The project was conceived by the Indiana Association of United Ways in partnership with Indiana’s Bicentennial Commission. All 92 of the state’s counties had the opportunity to purchase, decorate and display multiple bison as tributes to the past. To date, more than 130 bison replicas now dot the Hoosier landscape. With support from a Community Foundation grant, one of them is situated on the grounds of Tuhey Park where Wheeling Avenue and White River Boulevard intersect. Neolin serves to welcome visitors to downtown Muncie.
“It’s a fitting location because you can see the bison from the road as you drive past the park,” says Jenni Marsh, president and chief executive officer of United Way of Delaware County. “The beautiful grasses on the property suggest a natural habitat. It’s also close to the bend in the river where the Lenape once settled.”
To oversee the local project, Marsh recruited a committee that solicited design proposals and selected a winner. The competition came down to two exemplary submissions with Denise King’s Lenape concept emerging as winner. “Denise had done significant research on the history of Delaware County and specifically the Native American influence,” explains Sherri Contos, executive director of Muncie Arts and Culture Council and a member of the committee. “She incorporated Lenape beadwork designs that were distinctively unique to Delaware County.”
Contos helped locate a temporary studio on South Walnut Street where passersby could view the project as it took shape over three and a half months. “The storefront had a large picture window,” says King. “I also left the door open for people to stop by, take selfies, ask about Lenape and talk while I was painting. It was a great way to connect with the public.”

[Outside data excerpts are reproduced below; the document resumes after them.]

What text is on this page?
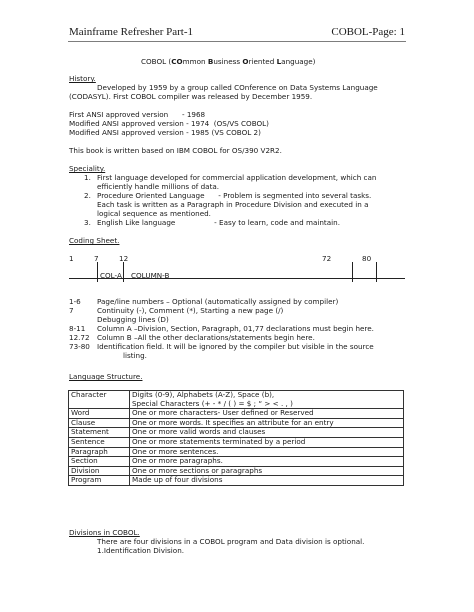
Mainframe Refresher Part-1	COBOL-Page: 1
COBOL (COmmon Business Oriented Language)
History.
Developed by 1959 by a group called COnference on Data Systems Language
(CODASYL). First COBOL compiler was released by December 1959.
First ANSI approved version      - 1968
Modified ANSI approved version - 1974  (OS/VS COBOL)
Modified ANSI approved version - 1985 (VS COBOL 2)
This book is written based on IBM COBOL for OS/390 V2R2.
Speciality.
1. First language developed for commercial application development, which can
efficiently handle millions of data.
2. Procedure Oriented Language      - Problem is segmented into several tasks.
Each task is written as a Paragraph in Procedure Division and executed in a
logical sequence as mentioned.
3. English Like language                 - Easy to learn, code and maintain.
Coding Sheet.
1	7	12	72	80
COL-A COLUMN-B
1-6 Page/line numbers – Optional (automatically assigned by compiler)
7	Continuity (-), Comment (*), Starting a new page (/)
Debugging lines (D)
8-11 Column A –Division, Section, Paragraph, 01,77 declarations must begin here.
12.72 Column B –All the other declarations/statements begin here.
73-80 Identification field. It will be ignored by the compiler but visible in the source
listing.
Language Structure.
Character	Digits (0-9), Alphabets (A-Z), Space (b),
Special Characters (+ - * / ( ) = $ ; “ > < . , )

Word	One or more characters- User defined or Reserved
Clause	One or more words. It specifies an attribute for an entry
Statement	One or more valid words and clauses
Sentence	One or more statements terminated by a period
Paragraph	One or more sentences.
Section	One or more paragraphs.
Division	One or more sections or paragraphs
Program	Made up of four divisions
Divisions in COBOL.
There are four divisions in a COBOL program and Data division is optional.
1.Identification Division.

In an effort to engage students in the project, the committee launched a name-the-bison competition and opened it to fourth graders throughout the county. More than 300 entries poured in. The winning entry was announced at a celebration in Muncie Fieldhouse where the bison was unveiled to an audience of 1,000 students. “The kids were able to examine the bison up close and watch as the Bicentennial Relay runner circled around it,” recalls King.
Before Neolin assumed its permanent place at Tuhey Park, King prepared it to withstand changes in weather. A local auto body shop applied a hard shell coat that will fortify it against freezing temperatures in the winter and ensure colors will not fade in the summer. As an added precaution, King covered the acrylic paint with a solution that will ease the task of removing graffiti. “The greatest danger is people wanting to climb on top of it,” she says.
Future plans call for the addition of an interpretive sign that will explain the design and the procedure that moved it from rough sketch to final design. Although the bison will not have the longevity of public art such as Appeal to the Great Spirit, installed in 1908, or Ball State’s Beneficence, dedicated in 1937, its fiberglass body should last at least 30 years. Like other examples of public art, it tells a story, invites conversation and ignites imagination.
“Not all kids have access to a museum,” says King. “Public art is important because it’s so accessible. By placing art throughout the community, it becomes approachable. It engages people, builds civic pride and makes a place very special.”